V. K.: Pas le trac, l’angoisse. Le trac, je l’ai eu une fois: c’est traumatisant, on a peur de ne pas trouver les mots. Mais, là, j’étais angoissé. Nous avions 20 000 billets vendus, 60 dates complètes. Tu te rends compte, si ça s’était mal passé? Nous aurions traîné un boulet pendant une année.
V. V.: C’est exactement ça: le fait que le spectacle était virtuellement vivant alors que personne n’avait rien vu. C’était un pari, comme si nous avions misé au tapis, all-in, et que nous regardions nos cartes. Sans être sûrs d’avoir le brelan.

Et alors, quel retour avez-vous?
V. K.: C’est génial, cela donne des émotions. A la fin du spectacle, la salle s’allume et on voit les gens, on les entend dire merci. L’autre soir, nous avons eu notre cinquième standing ovation. J’étais au bord des larmes.
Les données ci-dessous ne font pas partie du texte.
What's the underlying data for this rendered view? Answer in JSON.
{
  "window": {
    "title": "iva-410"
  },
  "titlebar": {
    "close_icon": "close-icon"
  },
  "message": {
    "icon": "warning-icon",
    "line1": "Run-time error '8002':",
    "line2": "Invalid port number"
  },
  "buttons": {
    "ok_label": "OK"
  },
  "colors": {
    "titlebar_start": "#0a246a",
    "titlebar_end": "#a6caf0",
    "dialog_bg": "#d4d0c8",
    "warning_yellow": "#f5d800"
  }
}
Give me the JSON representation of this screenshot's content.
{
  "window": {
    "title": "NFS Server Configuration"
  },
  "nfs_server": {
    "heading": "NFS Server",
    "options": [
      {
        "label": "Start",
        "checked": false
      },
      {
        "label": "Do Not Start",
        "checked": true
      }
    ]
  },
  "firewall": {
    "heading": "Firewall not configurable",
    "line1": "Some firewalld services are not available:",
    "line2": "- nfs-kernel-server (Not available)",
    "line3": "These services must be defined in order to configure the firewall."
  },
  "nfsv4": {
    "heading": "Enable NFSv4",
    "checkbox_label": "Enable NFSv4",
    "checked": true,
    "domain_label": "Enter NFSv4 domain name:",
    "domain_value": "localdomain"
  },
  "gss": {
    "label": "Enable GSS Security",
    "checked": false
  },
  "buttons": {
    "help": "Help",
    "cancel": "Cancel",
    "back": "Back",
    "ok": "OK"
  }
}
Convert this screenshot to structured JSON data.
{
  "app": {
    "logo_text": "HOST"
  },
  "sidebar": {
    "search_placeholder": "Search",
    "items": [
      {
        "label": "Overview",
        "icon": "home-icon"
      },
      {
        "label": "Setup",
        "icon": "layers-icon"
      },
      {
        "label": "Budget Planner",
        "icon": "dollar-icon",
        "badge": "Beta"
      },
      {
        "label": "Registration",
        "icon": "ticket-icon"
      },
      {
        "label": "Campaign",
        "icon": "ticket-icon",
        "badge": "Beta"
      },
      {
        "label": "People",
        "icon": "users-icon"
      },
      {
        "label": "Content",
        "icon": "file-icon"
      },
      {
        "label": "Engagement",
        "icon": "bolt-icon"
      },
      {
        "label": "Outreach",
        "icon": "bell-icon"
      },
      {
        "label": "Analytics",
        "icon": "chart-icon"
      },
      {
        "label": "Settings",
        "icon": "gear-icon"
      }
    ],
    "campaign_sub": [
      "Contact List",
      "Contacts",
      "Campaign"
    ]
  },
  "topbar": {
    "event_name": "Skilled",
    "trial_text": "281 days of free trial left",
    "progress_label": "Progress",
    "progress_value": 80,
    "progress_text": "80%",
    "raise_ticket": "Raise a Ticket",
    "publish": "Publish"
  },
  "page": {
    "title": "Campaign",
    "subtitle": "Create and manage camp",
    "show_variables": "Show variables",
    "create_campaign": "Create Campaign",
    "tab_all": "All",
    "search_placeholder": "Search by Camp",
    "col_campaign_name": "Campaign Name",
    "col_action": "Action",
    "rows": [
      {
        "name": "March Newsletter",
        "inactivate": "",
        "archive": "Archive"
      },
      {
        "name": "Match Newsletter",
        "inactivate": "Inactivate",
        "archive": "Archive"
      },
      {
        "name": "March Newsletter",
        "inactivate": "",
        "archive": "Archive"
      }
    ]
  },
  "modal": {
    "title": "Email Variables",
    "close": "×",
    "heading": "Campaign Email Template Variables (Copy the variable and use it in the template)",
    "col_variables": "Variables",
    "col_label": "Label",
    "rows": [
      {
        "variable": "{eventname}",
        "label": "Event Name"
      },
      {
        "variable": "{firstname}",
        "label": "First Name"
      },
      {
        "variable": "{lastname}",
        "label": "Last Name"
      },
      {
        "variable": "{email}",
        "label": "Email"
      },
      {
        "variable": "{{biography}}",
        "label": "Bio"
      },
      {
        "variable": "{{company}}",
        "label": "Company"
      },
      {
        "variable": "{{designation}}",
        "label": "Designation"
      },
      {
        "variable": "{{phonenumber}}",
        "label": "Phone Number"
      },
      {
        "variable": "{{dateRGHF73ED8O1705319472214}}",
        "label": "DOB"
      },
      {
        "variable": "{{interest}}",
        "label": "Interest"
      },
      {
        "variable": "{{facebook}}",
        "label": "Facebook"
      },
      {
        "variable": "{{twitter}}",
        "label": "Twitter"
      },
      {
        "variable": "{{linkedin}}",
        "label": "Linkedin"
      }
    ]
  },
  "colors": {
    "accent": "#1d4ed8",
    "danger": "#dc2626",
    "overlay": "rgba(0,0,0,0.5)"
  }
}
Quel est votre rapport avec les gens?
V. V.: Il est fort, étonnant. Il est aussi induit par nos chroniques quotidiennes à la radio. Tous les matins, on se réveille ensemble. Quand les gens arrivent dans la salle, ils ont l’impression de nous connaître.
V. K.: Nous sommes leurs copains. Cette proximité est aussi amenée par le fait que n’importe qui pourrait faire cette chronique. Il y a 2000 balles de matos, c’est rien. Il suffit de deux potes, trois appareils et des idées. Il n’y a aucun déballage de frime ou de pognon, c’est tout simple. Et le fait que ce soit quotidien montre que nous ne sommes pas des tire-au-cul en train d’exploiter un filon.
V. V.: C’est génial, nous nous remettons tous les matins en danger. Nous sommes dans le feu et les gens nous alimentent d’encouragements, de pressions. Le feu devient ainsi toujours plus beau, plus fort, mais plus dangereux!
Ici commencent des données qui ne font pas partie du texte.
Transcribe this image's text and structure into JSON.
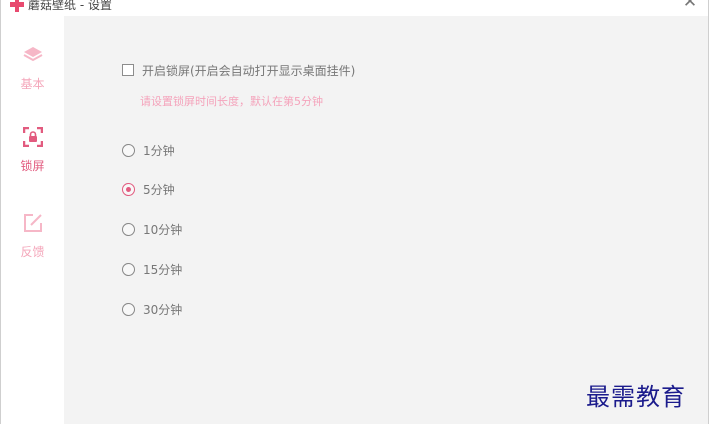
{
  "window": {
    "title": "蘑菇壁纸 - 设置",
    "close_glyph": "✕",
    "accent_color": "#e25b7f"
  },
  "sidebar": {
    "items": [
      {
        "label": "基本",
        "icon": "layers-icon",
        "active": false
      },
      {
        "label": "锁屏",
        "icon": "lock-screen-icon",
        "active": true
      },
      {
        "label": "反馈",
        "icon": "edit-icon",
        "active": false
      }
    ]
  },
  "lock_settings": {
    "enable_label": "开启锁屏(开启会自动打开显示桌面挂件)",
    "enable_checked": false,
    "hint": "请设置锁屏时间长度，默认在第5分钟",
    "options": [
      {
        "label": "1分钟",
        "checked": false
      },
      {
        "label": "5分钟",
        "checked": true
      },
      {
        "label": "10分钟",
        "checked": false
      },
      {
        "label": "15分钟",
        "checked": false
      },
      {
        "label": "30分钟",
        "checked": false
      }
    ]
  },
  "watermark": {
    "text": "最需教育"
  }
}
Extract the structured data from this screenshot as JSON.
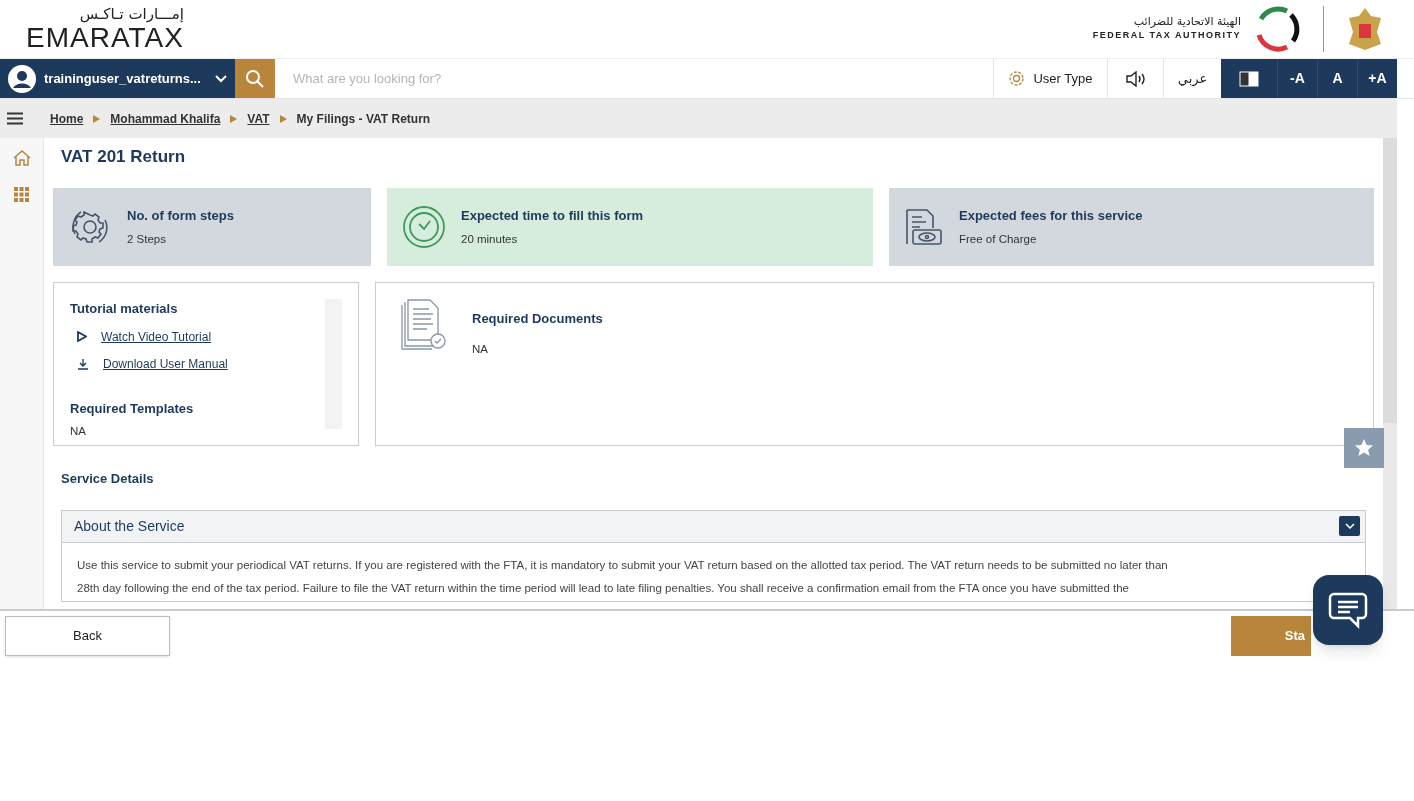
{
  "header": {
    "logo_arabic": "إمـــارات تـاكـس",
    "logo_text": "EMARATAX",
    "authority_arabic": "الهيئة الاتحادية للضرائب",
    "authority_english": "FEDERAL TAX AUTHORITY"
  },
  "nav": {
    "user": "traininguser_vatreturns...",
    "search": {
      "placeholder": "What are you looking for?"
    },
    "user_type": "User Type",
    "language": "عربي",
    "font_buttons": [
      "-A",
      "A",
      "+A"
    ]
  },
  "breadcrumb": [
    {
      "label": "Home",
      "link": true
    },
    {
      "label": "Mohammad Khalifa",
      "link": true
    },
    {
      "label": "VAT",
      "link": true
    },
    {
      "label": "My Filings - VAT Return",
      "link": false
    }
  ],
  "page_title": "VAT 201 Return",
  "info_cards": [
    {
      "kind": "steps",
      "title": "No. of form steps",
      "value": "2 Steps",
      "color": "#d3d8df"
    },
    {
      "kind": "time",
      "title": "Expected time to fill this form",
      "value": "20 minutes",
      "color": "#d6ecdd"
    },
    {
      "kind": "fees",
      "title": "Expected fees for this service",
      "value": "Free of Charge",
      "color": "#d3d8df"
    }
  ],
  "tutorial": {
    "title": "Tutorial materials",
    "links": [
      {
        "kind": "video",
        "label": "Watch Video Tutorial"
      },
      {
        "kind": "download",
        "label": "Download User Manual"
      }
    ],
    "templates_title": "Required Templates",
    "templates_value": "NA"
  },
  "documents": {
    "title": "Required Documents",
    "value": "NA"
  },
  "service_details": {
    "title": "Service Details",
    "accordion": {
      "title": "About the Service",
      "expanded": true,
      "lines": [
        "Use this service to submit your periodical VAT returns. If you are registered with the FTA, it is mandatory to submit your VAT return based on the allotted tax period. The VAT return needs to be submitted no later than",
        "28th day following the end of the tax period. Failure to file the VAT return within the time period will lead to late filing penalties. You shall receive a confirmation email from the FTA once you have submitted the"
      ]
    }
  },
  "footer": {
    "back": "Back",
    "start": "Sta"
  }
}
On a une supercote de sympathie au Jura et en Valais

Qu’est-ce qui change, avec le succès?
V. V.: Le seul truc, c’est qu’on nous parle beaucoup de notre travail. J’adore aller à la montagne avec des potes qui n’en ont rien à faire.
V. K.: Oui, nous sommes tout le temps en train de bosser, parfois seize heures par jour. Il faut juste trouver du temps pour se nourrir, lire les journaux, rester dans la réalité. Je me réjouis de lever le pied cet été.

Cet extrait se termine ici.